My post yesterday about G4S recruiting ex-police officers to run cut-price murder investigations ran with a rather shocking image: epaulettes emblazoned with the red, white and black G4S company logo above the words (in much smaller type): “LINCOLNSHIRE POLICE”. G4S dominant and on top, as it were.
I guessed that the image (first spotted here) might be a spoof, mocked up in protest at the massive privatisation contract — worth £200 million — by which 540 civilian Lincolnshire police workers turn into employees of G4S, the self-styled “world’s leading provider of security solutions”.

It had to be a spoof, for what self-respecting police authority would submit to its name being attached to a corporate logo at all, let alone a corporate logo in the striking red, white and black colour scheme favoured by the Third Reich?
I contacted both Lincolnshire Police and G4S by separate emails, asking, were the epaulettes genuine? And, if so, who was entitled to wear them? And where else do the G4S and Lincolnshire police insignia appear together? And waited.
Meanwhile, we ran the image with my G4S contract-cops piece: spoof or no spoof, it seemed to express — with visceral impact — something about the corporate takeover of this most important public service.
Yesterday at noon, confirmation came that the image was . . . genuine! The explanation, from G4S head of UK public relations Nicola Savage, is worth quoting in full:
“This epaulette is worn only by G4S civilian uniformed employees working in the Lincolnshire Police strategic partnership,” said Ms Savage, who, by the way, used to be a government information officer.
“It was jointly designed and agreed by both Lincolnshire Police and G4S. It is worn by employees working in departments such as the Force Control Room, Custody as well as by Town Enquiry Officers.
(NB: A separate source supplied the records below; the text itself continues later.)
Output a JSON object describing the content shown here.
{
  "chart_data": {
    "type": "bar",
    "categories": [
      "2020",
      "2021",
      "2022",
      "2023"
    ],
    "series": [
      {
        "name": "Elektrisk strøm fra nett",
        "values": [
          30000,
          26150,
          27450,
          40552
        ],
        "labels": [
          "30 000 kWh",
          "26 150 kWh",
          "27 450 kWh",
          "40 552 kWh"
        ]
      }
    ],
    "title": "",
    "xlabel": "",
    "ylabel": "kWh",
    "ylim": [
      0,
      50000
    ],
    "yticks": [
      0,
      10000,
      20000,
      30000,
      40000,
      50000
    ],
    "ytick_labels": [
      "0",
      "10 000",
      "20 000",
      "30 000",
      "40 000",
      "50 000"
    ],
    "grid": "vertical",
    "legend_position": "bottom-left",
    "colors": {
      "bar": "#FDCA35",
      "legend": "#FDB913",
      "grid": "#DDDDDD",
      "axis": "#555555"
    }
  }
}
There are no plans to introduce the dual logo elsewhere.”
Almost four hours later the very same words arrived again, this time pasted into an email from the Lincolnshire police department, G4S having the whip hand again.
So, uniformed civilians sporting G4S-Lincolnshire Police epaulettes, will be Town Enquiry Officers looking and acting like police officers.
And uniformed civilians with G4S-Lincolnshire police epaulettes will be running police custody units (although, according to the Lincolnshire police authority, a real police officer will play custody sergeant).
And they’ll be running police identification units and the force control room (with a real police officer playing inspector).
Readers of the Lincolnshire Spring neighbourhood policing leaflet learn that G4S staff will run, among other things, the crime management bureau, the central ticket office and collisions unit, the criminal justice unit, the resource management unit and firearms licensing.
That’s an awfully long way from police minister Nick Herbert’s assurances only four weeks ago that, “This is all about supporting the front line by making sure that the backroom jobs that do that can be done more efficiently" and that core policing would not be privatised.
As for the corporate statement, "There are no plans to introduce the dual logo elsewhere," it is a warning. It does not come from the government, or from a Minister speaking to Parliament. The sentence carries a huge, silent word at the end: "yet".